Former International Monetary Fund chief economist Simon Johnson claims that defeat of Brown-Kaufman amendment leaves financial system vulnerable.

In a recently published piece in the New York Times, Simon Johnson, former chief economist for the International Monetary Fund (IMF), asserted that the "distorted system" that the Dodd-Frank financial reform bill left in place "most likely leads to further financial excess – followed by crash and painful rounds of job loss."

A longer version of the piece appears on
The Baseline Scenario website.

The distorted system to which Johnson refers remains in place because of the Senate's failure, by a vote of 33-61 on May 14th, to pass the Brown-Kaufman SAFE Banking Amendment to the Dodd-Frank bill.
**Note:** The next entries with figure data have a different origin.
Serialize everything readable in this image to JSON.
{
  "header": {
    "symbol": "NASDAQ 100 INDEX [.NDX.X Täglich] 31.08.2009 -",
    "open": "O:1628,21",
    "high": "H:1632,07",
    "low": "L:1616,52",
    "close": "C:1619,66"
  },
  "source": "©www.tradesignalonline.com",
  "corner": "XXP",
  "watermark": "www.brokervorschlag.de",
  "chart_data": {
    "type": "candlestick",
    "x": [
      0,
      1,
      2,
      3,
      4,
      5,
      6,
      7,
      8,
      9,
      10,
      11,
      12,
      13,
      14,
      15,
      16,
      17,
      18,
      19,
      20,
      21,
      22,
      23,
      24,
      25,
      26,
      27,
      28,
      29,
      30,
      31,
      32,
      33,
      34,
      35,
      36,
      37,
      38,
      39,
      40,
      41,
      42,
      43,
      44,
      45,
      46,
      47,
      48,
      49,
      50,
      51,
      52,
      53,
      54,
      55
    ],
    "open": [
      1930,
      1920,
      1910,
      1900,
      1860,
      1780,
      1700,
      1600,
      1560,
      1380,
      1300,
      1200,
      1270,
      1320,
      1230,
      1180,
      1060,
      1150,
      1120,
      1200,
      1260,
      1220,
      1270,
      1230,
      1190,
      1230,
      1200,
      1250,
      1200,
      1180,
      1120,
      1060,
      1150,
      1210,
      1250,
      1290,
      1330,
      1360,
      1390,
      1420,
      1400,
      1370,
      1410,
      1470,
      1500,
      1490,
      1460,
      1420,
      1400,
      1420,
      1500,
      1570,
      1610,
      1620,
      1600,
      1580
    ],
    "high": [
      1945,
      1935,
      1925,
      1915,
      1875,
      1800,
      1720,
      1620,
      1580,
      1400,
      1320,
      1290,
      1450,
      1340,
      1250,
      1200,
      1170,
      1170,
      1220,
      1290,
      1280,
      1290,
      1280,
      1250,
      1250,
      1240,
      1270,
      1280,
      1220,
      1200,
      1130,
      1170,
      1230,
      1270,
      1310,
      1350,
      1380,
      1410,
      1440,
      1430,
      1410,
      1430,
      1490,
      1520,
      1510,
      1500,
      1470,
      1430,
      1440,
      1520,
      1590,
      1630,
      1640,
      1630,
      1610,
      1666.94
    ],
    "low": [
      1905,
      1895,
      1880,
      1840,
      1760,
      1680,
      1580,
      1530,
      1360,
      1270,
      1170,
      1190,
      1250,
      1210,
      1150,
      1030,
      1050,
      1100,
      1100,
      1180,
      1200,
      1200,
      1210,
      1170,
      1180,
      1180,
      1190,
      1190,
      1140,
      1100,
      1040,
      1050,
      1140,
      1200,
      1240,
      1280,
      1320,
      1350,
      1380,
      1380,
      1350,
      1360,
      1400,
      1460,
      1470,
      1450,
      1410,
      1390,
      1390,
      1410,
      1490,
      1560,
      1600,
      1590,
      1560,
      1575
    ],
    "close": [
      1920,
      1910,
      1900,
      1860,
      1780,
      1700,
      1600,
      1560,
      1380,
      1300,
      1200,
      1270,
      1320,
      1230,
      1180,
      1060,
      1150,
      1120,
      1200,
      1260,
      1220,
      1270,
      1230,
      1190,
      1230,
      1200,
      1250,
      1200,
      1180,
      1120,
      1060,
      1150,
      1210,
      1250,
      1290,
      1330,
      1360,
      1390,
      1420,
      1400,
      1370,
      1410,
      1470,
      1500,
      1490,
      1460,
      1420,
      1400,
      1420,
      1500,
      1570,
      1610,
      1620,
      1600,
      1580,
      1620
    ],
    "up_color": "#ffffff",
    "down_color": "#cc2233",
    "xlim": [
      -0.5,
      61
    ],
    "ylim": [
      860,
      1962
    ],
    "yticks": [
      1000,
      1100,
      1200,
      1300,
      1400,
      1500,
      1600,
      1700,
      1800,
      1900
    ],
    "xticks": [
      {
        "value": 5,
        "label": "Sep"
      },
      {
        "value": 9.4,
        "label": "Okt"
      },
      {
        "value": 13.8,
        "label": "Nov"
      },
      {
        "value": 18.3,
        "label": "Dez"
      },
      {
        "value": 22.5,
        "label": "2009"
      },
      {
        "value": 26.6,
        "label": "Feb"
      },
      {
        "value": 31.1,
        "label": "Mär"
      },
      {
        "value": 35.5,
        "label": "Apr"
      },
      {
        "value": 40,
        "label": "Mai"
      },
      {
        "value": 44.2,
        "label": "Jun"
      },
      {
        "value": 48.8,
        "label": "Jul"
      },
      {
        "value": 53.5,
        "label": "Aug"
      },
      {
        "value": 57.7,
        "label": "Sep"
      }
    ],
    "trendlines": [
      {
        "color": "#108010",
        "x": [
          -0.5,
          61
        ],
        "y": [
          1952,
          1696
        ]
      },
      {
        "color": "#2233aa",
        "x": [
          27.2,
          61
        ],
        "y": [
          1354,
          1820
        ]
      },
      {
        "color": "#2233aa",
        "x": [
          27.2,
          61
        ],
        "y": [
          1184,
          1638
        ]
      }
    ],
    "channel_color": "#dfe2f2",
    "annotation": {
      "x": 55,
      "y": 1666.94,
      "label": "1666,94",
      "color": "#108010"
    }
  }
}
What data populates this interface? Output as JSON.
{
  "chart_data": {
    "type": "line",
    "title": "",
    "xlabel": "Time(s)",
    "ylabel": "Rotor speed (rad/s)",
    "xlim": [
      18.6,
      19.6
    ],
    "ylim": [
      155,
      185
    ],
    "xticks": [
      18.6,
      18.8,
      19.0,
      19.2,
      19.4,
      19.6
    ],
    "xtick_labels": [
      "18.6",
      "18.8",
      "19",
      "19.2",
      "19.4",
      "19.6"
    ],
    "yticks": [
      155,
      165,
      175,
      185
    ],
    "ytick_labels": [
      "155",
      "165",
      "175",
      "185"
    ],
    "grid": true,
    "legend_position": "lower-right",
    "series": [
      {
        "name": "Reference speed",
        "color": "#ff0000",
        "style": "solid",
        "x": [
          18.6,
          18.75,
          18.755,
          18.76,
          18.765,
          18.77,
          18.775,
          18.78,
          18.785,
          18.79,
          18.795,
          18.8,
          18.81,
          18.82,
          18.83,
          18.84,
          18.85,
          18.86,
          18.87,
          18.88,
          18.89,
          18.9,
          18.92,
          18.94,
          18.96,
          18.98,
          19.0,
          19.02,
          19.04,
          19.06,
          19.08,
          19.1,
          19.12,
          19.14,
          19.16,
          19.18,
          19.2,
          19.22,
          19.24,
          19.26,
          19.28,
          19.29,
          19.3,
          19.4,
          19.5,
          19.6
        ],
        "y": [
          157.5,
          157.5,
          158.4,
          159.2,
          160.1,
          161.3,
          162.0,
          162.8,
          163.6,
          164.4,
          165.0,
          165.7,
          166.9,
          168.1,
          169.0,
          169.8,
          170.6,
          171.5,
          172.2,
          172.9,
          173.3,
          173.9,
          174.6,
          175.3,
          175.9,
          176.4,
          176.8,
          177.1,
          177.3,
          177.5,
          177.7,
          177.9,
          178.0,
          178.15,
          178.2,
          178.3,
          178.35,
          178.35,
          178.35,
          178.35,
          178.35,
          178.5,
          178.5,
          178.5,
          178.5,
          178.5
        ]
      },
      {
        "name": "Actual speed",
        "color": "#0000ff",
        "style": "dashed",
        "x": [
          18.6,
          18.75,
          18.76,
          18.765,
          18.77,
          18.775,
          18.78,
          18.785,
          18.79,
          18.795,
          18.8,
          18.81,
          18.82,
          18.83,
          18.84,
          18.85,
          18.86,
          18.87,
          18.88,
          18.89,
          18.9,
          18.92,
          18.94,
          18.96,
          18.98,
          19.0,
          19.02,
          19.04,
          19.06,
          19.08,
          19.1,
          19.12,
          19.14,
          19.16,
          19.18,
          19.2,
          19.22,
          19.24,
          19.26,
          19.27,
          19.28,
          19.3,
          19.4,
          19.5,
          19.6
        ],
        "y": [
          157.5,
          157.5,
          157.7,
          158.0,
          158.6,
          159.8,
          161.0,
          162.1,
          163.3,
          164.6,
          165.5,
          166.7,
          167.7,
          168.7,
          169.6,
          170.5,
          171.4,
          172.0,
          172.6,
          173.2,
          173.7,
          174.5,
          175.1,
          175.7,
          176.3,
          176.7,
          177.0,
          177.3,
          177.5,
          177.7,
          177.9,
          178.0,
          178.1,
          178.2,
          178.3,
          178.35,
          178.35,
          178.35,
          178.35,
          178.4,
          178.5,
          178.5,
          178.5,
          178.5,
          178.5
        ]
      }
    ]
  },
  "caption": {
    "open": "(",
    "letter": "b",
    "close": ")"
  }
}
The amendment would have required the nation's six largest banks—Bank of America, Citigroup, Goldman Sachs, JPMorgan Chase, Morgan Stanley, and Wells Fargo—to hold no more than 10% of insured deposits and liabilities of no more than two percent of the Gross Domestic Product (GDP).

If the amendment had passed, in other words, the Too Big to Fail banks would be broken up.

According to Johnson, passage of the Brown-Kaufman amendment was necessary, "given the political power of these banks and their manifest ability to individually (and collectively) wreak great damage."

Instead of a provision for breaking up the biggest banks, the legislation as passed contains a provision for "resolution authority," which would allow the government to intervene to prevent systemic risks by putting a failing bank into receivership and selling or transferring its assets and liabilities.

Johnson also asserted that members of the Obama administration privately opposed the amendment, by claiming that "Brown-Kaufman would somehow have led to job losses and lower tax revenue."

However, quoting
AFL-CIO president Rich Trumka, Johnson wrote, "It was the financial crisis and the reckless speculation of too big to fail financial institutions that caused 8 million working people to lose their jobs and huge drops in the stock market and losses to pension funds."

Finally, Johnson described the argument that breaking up the biggest banks would damage the global competitiveness of US banks as "completely implausible." Brown-Kaufman, Johnson wrote, would have reduced the biggest banks "to a size they last had a decade or so ago, when both the financial system and the nonfinancial part of the economy were much healthier."

Again quoting Trumka, Johnson concluded, "By voting against the amendment, you voted to continue the status quo, to avoid addressing the problem of too big to fail institutions and to leave our economy at risk of another financial crisis precipitated by the failure of a systemically risky institution."